There are plenty of other products that contain probiotics. Kefir, which is thinner than yogurt and often comes bottled like a smoothie, is gaining in popularity. Kombucha, or fermented tea, contains a lot of healthy gut bacteria (though it’s also high in sugar). Vegetarians and vegans often choose tempeh and natto, fermented soy products that are also high in protein. You’ll also find probiotics in pickles, sauerkraut, kimchee and miso soup.
Vanderwall says supplements are another option for those whose dietary lifestyle doesn’t allow for those extra calories, but again recommends reading labels carefully and sticking to trusted brands.

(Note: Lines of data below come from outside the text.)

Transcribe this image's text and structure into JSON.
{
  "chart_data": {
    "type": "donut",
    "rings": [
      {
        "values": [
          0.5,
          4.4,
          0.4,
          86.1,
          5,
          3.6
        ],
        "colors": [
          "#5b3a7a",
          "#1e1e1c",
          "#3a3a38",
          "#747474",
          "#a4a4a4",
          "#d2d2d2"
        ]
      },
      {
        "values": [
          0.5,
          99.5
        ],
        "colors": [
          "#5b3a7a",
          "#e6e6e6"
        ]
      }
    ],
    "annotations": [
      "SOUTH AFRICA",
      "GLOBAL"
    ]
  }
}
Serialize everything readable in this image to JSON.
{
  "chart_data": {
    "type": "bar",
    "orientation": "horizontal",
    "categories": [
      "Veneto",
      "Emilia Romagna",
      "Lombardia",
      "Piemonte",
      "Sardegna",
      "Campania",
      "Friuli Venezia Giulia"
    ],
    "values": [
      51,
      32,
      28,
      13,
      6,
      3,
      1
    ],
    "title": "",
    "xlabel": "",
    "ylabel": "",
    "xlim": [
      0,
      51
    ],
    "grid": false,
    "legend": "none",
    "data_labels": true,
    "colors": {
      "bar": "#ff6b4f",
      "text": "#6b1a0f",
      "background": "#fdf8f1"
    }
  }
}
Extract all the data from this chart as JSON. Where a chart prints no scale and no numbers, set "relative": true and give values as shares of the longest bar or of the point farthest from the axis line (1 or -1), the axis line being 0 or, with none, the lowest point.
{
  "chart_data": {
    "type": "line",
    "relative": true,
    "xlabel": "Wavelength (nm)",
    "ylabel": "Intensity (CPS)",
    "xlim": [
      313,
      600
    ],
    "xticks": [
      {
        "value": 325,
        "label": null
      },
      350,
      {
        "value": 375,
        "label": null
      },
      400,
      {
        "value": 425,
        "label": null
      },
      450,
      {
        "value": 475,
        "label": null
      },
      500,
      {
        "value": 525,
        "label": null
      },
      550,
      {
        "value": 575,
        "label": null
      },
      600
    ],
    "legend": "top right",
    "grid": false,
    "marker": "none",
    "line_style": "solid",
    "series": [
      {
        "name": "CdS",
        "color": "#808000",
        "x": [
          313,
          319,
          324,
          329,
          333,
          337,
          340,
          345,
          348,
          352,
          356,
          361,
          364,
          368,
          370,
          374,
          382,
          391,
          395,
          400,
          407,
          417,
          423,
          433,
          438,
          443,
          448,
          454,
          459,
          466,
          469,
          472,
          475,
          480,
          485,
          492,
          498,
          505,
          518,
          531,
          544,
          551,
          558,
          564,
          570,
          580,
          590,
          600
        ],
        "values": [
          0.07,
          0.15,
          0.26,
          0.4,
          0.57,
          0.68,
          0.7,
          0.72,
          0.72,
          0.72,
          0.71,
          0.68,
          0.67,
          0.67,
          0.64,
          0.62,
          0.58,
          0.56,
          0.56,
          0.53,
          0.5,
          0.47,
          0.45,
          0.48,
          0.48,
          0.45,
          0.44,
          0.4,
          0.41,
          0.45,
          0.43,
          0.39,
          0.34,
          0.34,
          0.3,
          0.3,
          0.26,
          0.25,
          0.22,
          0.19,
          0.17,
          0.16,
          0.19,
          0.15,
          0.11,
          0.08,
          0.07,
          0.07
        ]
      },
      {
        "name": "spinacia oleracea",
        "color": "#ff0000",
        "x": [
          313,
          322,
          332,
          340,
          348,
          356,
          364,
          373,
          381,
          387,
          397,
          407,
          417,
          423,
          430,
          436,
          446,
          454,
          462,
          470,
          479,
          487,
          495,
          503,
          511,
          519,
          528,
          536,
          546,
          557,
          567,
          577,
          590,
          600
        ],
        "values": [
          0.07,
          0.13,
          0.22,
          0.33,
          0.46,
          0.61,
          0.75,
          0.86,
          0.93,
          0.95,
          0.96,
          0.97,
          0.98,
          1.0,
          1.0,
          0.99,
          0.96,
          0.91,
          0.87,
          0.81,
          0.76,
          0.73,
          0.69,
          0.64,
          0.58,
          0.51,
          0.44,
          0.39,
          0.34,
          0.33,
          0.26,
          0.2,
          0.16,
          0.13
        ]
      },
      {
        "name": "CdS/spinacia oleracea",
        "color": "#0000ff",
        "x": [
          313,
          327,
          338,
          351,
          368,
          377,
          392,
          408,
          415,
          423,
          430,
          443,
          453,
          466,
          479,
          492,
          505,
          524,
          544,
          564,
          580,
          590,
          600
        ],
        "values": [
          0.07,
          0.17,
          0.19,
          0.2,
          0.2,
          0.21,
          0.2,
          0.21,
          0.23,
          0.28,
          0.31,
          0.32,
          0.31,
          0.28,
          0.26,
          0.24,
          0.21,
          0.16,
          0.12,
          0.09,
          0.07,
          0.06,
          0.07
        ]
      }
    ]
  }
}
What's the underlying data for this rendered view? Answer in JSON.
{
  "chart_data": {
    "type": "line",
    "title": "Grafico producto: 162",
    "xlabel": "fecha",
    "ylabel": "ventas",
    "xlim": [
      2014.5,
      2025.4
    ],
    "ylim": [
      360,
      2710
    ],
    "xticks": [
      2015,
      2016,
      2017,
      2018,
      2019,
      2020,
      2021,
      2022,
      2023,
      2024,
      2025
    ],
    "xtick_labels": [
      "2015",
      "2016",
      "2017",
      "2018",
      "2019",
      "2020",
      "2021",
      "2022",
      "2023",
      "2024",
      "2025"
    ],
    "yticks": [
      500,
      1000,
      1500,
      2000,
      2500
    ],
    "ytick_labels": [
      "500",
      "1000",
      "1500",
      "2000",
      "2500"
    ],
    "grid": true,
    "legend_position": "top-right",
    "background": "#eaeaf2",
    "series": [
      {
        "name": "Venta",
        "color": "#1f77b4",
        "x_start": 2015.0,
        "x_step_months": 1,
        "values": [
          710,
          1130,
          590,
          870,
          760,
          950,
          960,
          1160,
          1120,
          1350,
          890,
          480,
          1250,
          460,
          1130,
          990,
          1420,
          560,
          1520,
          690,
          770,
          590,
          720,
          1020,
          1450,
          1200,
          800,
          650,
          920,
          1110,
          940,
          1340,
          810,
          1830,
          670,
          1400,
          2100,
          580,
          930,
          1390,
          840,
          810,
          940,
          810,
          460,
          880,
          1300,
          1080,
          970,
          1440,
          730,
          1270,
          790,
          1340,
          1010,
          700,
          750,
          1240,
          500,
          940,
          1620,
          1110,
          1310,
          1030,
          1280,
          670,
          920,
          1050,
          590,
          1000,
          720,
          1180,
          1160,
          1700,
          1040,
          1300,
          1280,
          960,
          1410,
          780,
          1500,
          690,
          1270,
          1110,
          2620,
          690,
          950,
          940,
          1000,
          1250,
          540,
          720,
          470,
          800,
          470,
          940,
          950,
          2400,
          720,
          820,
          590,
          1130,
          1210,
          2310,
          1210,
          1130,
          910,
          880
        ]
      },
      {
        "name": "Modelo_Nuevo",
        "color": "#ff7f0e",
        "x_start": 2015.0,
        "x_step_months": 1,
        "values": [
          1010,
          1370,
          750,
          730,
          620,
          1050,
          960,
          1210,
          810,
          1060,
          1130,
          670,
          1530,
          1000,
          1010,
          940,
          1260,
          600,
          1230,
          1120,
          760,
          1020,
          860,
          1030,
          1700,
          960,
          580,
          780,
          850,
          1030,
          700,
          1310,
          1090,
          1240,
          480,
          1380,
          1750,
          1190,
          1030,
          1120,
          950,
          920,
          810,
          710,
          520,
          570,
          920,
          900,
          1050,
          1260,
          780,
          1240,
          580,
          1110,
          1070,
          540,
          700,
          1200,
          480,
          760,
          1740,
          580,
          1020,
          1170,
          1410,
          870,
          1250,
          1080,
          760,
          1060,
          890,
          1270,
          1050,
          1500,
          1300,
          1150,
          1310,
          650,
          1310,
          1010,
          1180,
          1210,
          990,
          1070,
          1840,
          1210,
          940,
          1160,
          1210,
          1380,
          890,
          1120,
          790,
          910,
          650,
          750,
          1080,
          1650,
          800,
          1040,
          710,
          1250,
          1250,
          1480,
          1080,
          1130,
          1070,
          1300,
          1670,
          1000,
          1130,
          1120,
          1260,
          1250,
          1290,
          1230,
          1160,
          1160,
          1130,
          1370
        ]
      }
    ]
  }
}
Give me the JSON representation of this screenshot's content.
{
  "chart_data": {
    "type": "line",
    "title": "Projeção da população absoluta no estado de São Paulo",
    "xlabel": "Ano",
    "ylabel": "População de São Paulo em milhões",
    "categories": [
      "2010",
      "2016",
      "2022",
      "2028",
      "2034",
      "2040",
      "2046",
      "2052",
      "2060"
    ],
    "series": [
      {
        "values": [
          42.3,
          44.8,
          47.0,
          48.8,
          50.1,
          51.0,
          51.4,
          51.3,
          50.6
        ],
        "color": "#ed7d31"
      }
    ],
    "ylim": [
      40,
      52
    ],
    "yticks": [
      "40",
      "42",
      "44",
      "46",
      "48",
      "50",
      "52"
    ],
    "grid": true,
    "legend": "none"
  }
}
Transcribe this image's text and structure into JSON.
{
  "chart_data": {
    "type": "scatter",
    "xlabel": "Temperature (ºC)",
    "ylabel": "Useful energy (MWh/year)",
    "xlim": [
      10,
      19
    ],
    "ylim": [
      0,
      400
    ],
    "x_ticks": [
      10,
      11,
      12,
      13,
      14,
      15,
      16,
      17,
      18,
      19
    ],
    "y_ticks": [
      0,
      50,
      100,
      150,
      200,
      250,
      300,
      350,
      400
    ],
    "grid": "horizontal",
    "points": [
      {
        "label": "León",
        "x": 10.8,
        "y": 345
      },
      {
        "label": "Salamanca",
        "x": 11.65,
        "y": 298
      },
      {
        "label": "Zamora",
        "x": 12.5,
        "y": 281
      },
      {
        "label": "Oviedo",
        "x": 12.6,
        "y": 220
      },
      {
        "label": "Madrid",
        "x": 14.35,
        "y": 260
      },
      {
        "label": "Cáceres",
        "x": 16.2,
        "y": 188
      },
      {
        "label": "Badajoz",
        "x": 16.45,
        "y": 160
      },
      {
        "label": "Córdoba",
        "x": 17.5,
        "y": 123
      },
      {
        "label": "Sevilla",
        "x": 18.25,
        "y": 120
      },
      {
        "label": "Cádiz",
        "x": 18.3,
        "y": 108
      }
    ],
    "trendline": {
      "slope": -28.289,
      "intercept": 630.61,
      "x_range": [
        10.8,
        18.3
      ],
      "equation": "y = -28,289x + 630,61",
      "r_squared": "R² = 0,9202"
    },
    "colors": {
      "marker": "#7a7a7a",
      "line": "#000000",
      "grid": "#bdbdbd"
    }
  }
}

Finally, make sure the probiotics in your gut are eating well themselves. Prebiotics, those fibers that feed the good bacteria, can be found in fruits, vegetables and whole grains, especially wheat and barley.
“Bacteria are alive, and require energy to survive,” Ligocki says. “If we’re not feeding them, they won’t flourish.”
The Future of Probiotics
“Incorporating probiotics into one’s diet is not a quick-fix or a cure-all,” Vanderwall explains. “But it can have a strong influence on one’s health.”
Both Rindfleisch and Vanderwall are careful to emphasize probiotics are not a magic bullet for perfect health, but they are excited about research on the connection between gut bacteria and everything from brain function and mood, to obesity, cardiovascular health, allergies and diabetes.
Rindfleisch speculates someday, physicians might be able to tailor a course of probiotics specifically for a patient’s genome and diagnosis.
“There have been so many recent studies on the benefits of probiotics, it’s mind-blowing,” Rindfleisch says. “I think we’re just getting a glimpse of what’s to come.”